There, I’ve said it….I’m really struggling.
Grace means the world to me and all I want to do is protect her. All I’ve ever wanted to do is stop people hurting her, spoiling her, bullying her and controlling her and her emotions. I think that is what any Mother wants. Which is the reason I will take the flack and get bullied for her.
I am exhausted.
I thought I had put this all behind me 6 years ago and now I find myself feeling very similar emotions, however in those days it was far easier not to let Grace see. She is 6 and a half now and is even more perceptive to me being upset. Back in those days, my Mum would take Grace off me and let me have an hour or so to myself to cry so that Grace didn’t see it. Now I find that Ross is doing a similar thing for me for the moment. It doesn’t stop her coming up to me and putting her arm around me now and again, rubbing my back, telling me everything is going to be alright. It isn’t right that she should be doing that. And I do my best to hide it from her too.
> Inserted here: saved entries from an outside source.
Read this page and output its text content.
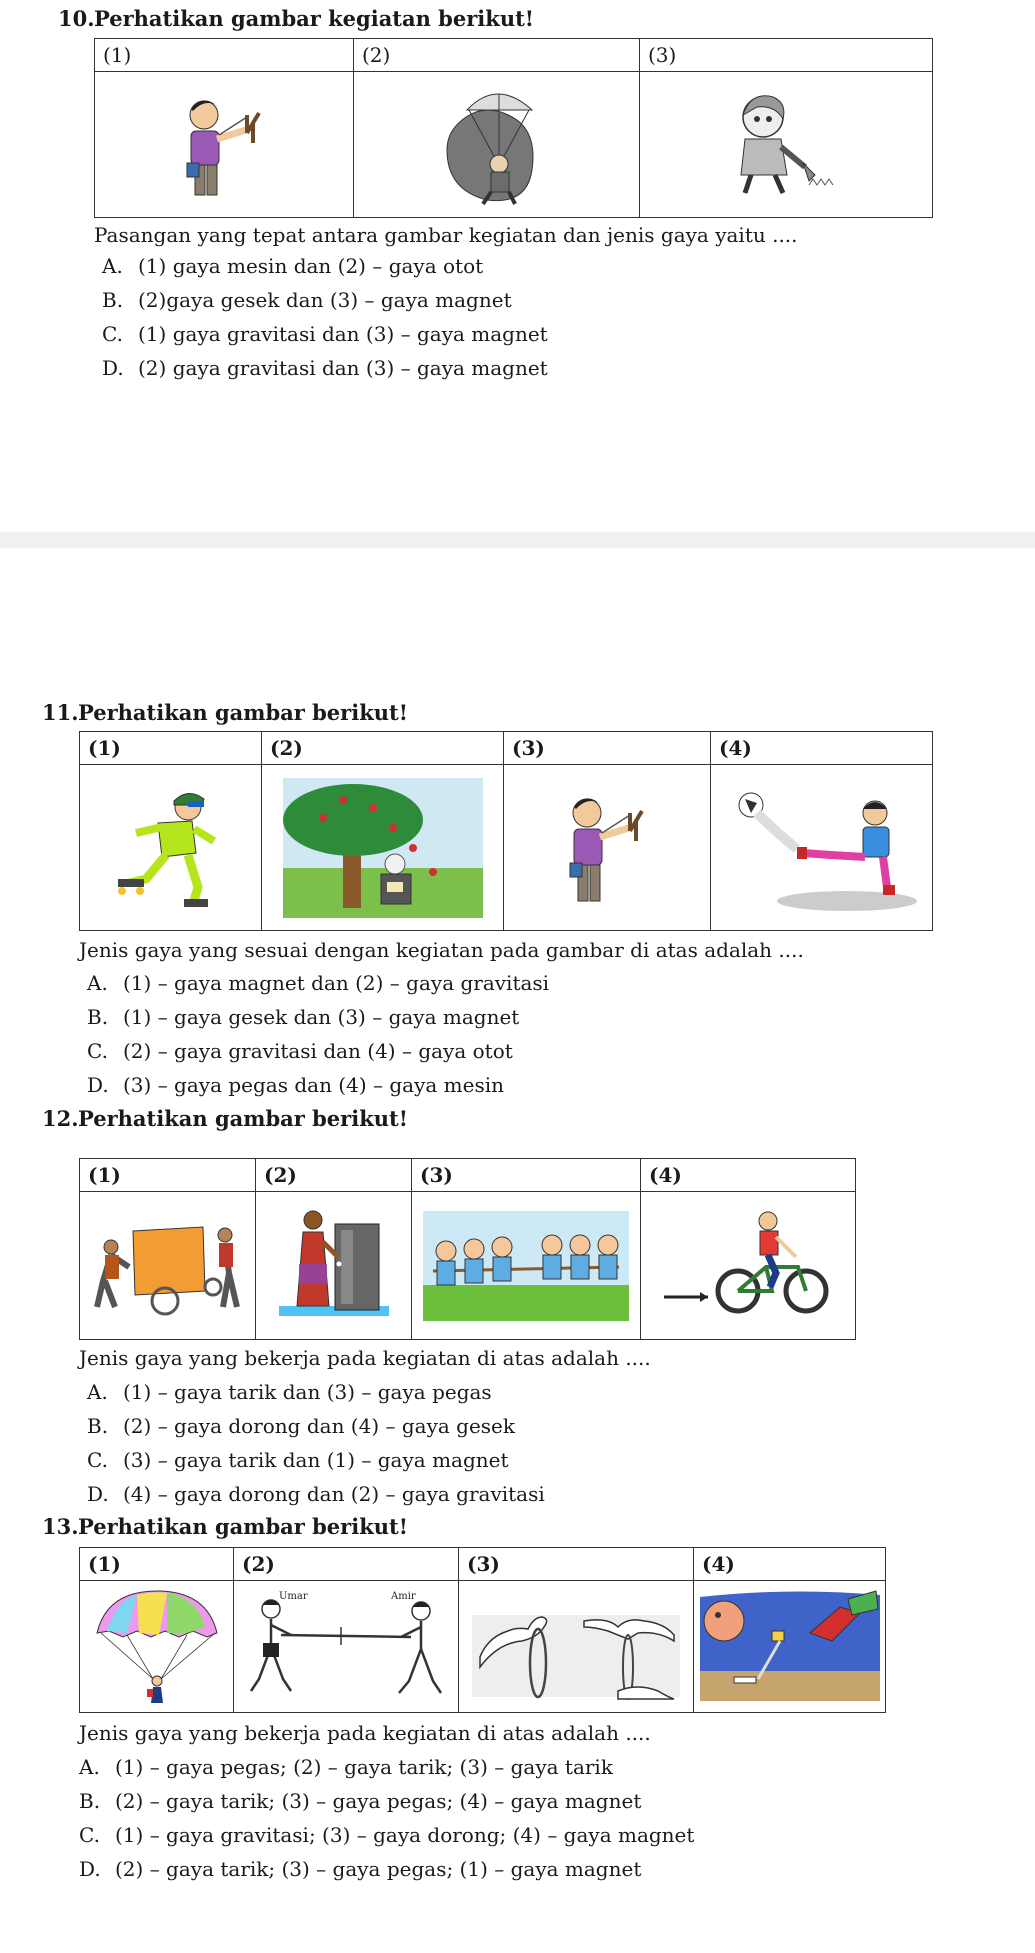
10.Perhatikan gambar kegiatan berikut!
(1)	(2)	(3)

Pasangan yang tepat antara gambar kegiatan dan jenis gaya yaitu ....
A. (1) gaya mesin dan (2) – gaya otot
B. (2)gaya gesek dan (3) – gaya magnet
C. (1) gaya gravitasi dan (3) – gaya magnet
D. (2) gaya gravitasi dan (3) – gaya magnet
11.Perhatikan gambar berikut!
(1)	(2)	(3)	(4)

Jenis gaya yang sesuai dengan kegiatan pada gambar di atas adalah ....
A. (1) – gaya magnet dan (2) – gaya gravitasi
B. (1) – gaya gesek dan (3) – gaya magnet
C. (2) – gaya gravitasi dan (4) – gaya otot
D. (3) – gaya pegas dan (4) – gaya mesin
12.Perhatikan gambar berikut!
(1)	(2)	(3)	(4)

Jenis gaya yang bekerja pada kegiatan di atas adalah ....
A. (1) – gaya tarik dan (3) – gaya pegas
B. (2) – gaya dorong dan (4) – gaya gesek
C. (3) – gaya tarik dan (1) – gaya magnet
D. (4) – gaya dorong dan (2) – gaya gravitasi
13.Perhatikan gambar berikut!
(1)	(2)	(3)	(4)

Umar Amir

Jenis gaya yang bekerja pada kegiatan di atas adalah ....
A. (1) – gaya pegas; (2) – gaya tarik; (3) – gaya tarik
B. (2) – gaya tarik; (3) – gaya pegas; (4) – gaya magnet
C. (1) – gaya gravitasi; (3) – gaya dorong; (4) – gaya magnet
D. (2) – gaya tarik; (3) – gaya pegas; (1) – gaya magnet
Some people are born bullies and never seem to stop or even know or understand that they are doing it. They act like the seagulls from Finding Nemo without a thought for anyone else but themselves. I found myself up against a female version of this last Monday evening.
He will never see things from my perspective. Never understand that he might be in the wrong or see things from a small child’s point of view. And he has met his equal from what I have seen in this new woman. Instead of dealing with one bully, I am dealing with two. Last week I was called names, accused of things I had and hadn’t done when all I was trying to do was make sure, from one Mum to another, that Grace was being put first. That she was in a nurturing environment. That her needs were being put first and that our parenting matched. Then she stood up in a public place, called me names and walked out on me. How is this right and constructive for Grace? How can I trust where she is and who she is with? How is Grace coming home tearful, anxious, insecure and scared to go to bed at night constructive? How is that right for her? Or me? Or Ross? I am doing everything I can to help her to be a little girl who is secure and happy, who can sleep safely in her bed at night without worrying.
I had learnt how to deal with the first bully. Show them I was strong and stood up to them without compromising me or my daughter. I am still trying to show them that, contrary to their belief, I am not doing things ‘out of spite’ toward them. I don’t waste my time on things like that, I have a life I want to live. So why should it be any different now that there is someone else in the picture?
More threats have come. More promises of court if things don’t go their way. They are forgetting the fact that it is not about them. It is about a charismatic little girl currently downstairs playing and laughing with Ross. She is starting to find her security again, feel safe and happy and I want to wrap her up in cotton wool and never let her see the bad things.
All I want is for Grace to be happy. When she is away it means I have some ‘us’ time for me and Ross. Something vitally important for us as Grace was in our relationship from around 4 months in of Ross and I being together. Most couples have at least 10 or 11 months of getting to know each other minimum. Now, because I need to put Grace and her feelings first, our two precious evenings every other week are on the back burner for the moment. I don’t care though….I will do this, despite everything, for Grace. But apparently, according to the bullies, I am doing that out of spite.
I will continue to put my daughter first, protect her feelings and make sure she is safe. No matter what.
So, in answer to the question I asked myself on my post last week…..no, I am not a bad Mother.